Greene was a brilliant, bombastic, intense, poetic and hilarious TV and radio host in Washington, D.C. in the late 1970s. (Greene, who died in 1984, was the subject of the Don Cheadle movie Talk to Me.) Greene was the picture of political incorrectness -- as seen in perhaps his most famous clip is his instruction on "How to Eat a Watermelon."
My father liked to watch the show "Petey Greene's Washington," and watching him watch Petey I saw, not an immaculate example of the brotherhood of man, but an appreciation of a local character who was raised in our home town. I saw one man, my father, appreciating the humor and wisdom of another man, without condescension or misplaced and patronizing pity.
Similar to how Martin Luther King addressed Southerners, white and black, as equals, and thus challenged whites to be ashamed of how the South appeared to the rest of the world, Petey made those of us living in the white suburbs of Washington to think about the problems in our own community, in our own city, and feel embarrassed by the way blacks were being treated in our own town. It hurt our pride and stirred our conscience because this was not some abstract declaration about universal peace and justice -- it was suffering in our own backyard.

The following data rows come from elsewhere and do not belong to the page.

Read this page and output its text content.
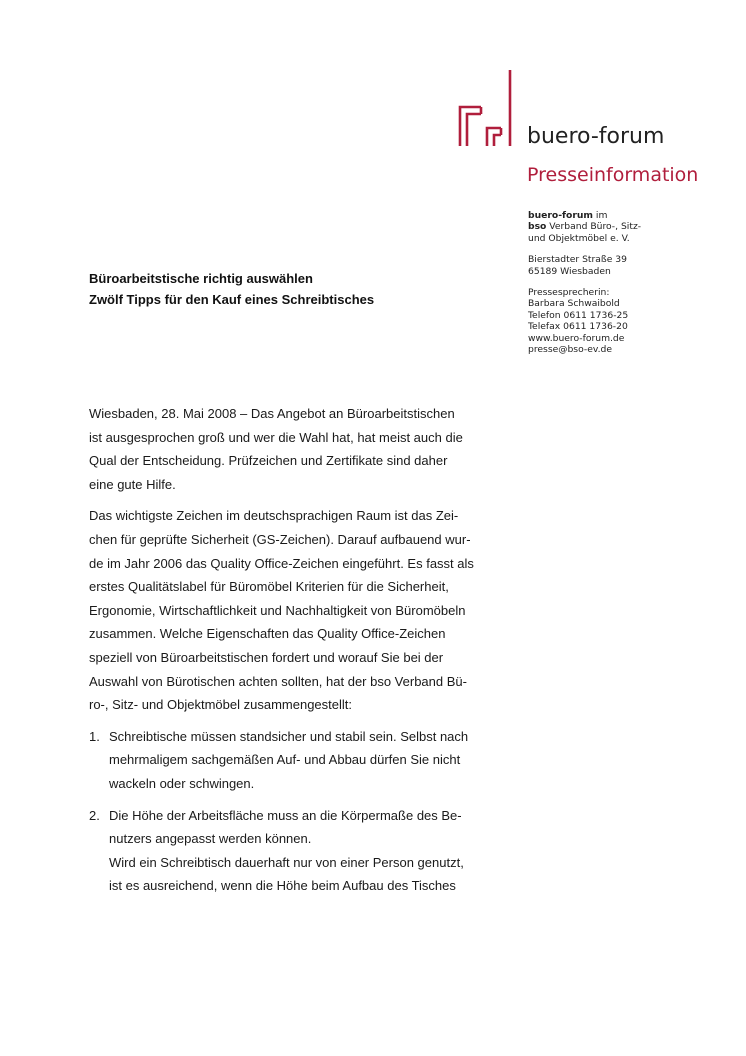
buero-forum
Presseinformation
buero-forum im
bso Verband Büro-, Sitz-
und Objektmöbel e. V.
Bierstadter Straße 39
65189 Wiesbaden
Pressesprecherin:
Barbara Schwaibold
Telefon 0611 1736-25
Telefax 0611 1736-20
www.buero-forum.de
presse@bso-ev.de
Büroarbeitstische richtig auswählen
Zwölf Tipps für den Kauf eines Schreibtisches

Wiesbaden, 28. Mai 2008 – Das Angebot an Büroarbeitstischen
ist ausgesprochen groß und wer die Wahl hat, hat meist auch die
Qual der Entscheidung. Prüfzeichen und Zertifikate sind daher
eine gute Hilfe.

Das wichtigste Zeichen im deutschsprachigen Raum ist das Zei-
chen für geprüfte Sicherheit (GS-Zeichen). Darauf aufbauend wur-
de im Jahr 2006 das Quality Office-Zeichen eingeführt. Es fasst als
erstes Qualitätslabel für Büromöbel Kriterien für die Sicherheit,
Ergonomie, Wirtschaftlichkeit und Nachhaltigkeit von Büromöbeln
zusammen. Welche Eigenschaften das Quality Office-Zeichen
speziell von Büroarbeitstischen fordert und worauf Sie bei der
Auswahl von Bürotischen achten sollten, hat der bso Verband Bü-
ro-, Sitz- und Objektmöbel zusammengestellt:

1. Schreibtische müssen standsicher und stabil sein. Selbst nach
mehrmaligem sachgemäßen Auf- und Abbau dürfen Sie nicht
wackeln oder schwingen.
2. Die Höhe der Arbeitsfläche muss an die Körpermaße des Be-
nutzers angepasst werden können.
Wird ein Schreibtisch dauerhaft nur von einer Person genutzt,
ist es ausreichend, wenn die Höhe beim Aufbau des Tisches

As much as liberals, in all their smugness and obsession with black authenticity, may deny it (you couldn't possibly identify with the black experience!), for Washingtonians -- all Washingtonians -- Petey felt like one of us. As Lasch might out it, we were loyal to a particular piece of earth -- Washington -- and Petey represented our piece.
Of course, it's possible to extrapolate this, somewhat, to loyalty to the larger American family. This is why I can't get too worked up when Fox News parades out an outrage from some lunatic academic or communist. Sure, these ideas are dangerous, but lot of times these are just silly, resentful minor characters in the American community.
Charles Krauthammer nailed it a few months back when he was asked about the communist Van Jones, who worked in the Obama administration. Krauthammer said -- and I am paraphrasing from memory -- "Look, every administration has a few communists in it."
It was spot-on. Most of these people are not worth the time. They remind me of a line Thomas Merton once used about secular humanists. They are full of love and mercy when it comes to the needs of the abstract, universal human family, but absolutely ruthless when it comes to the treatment of individual human beings.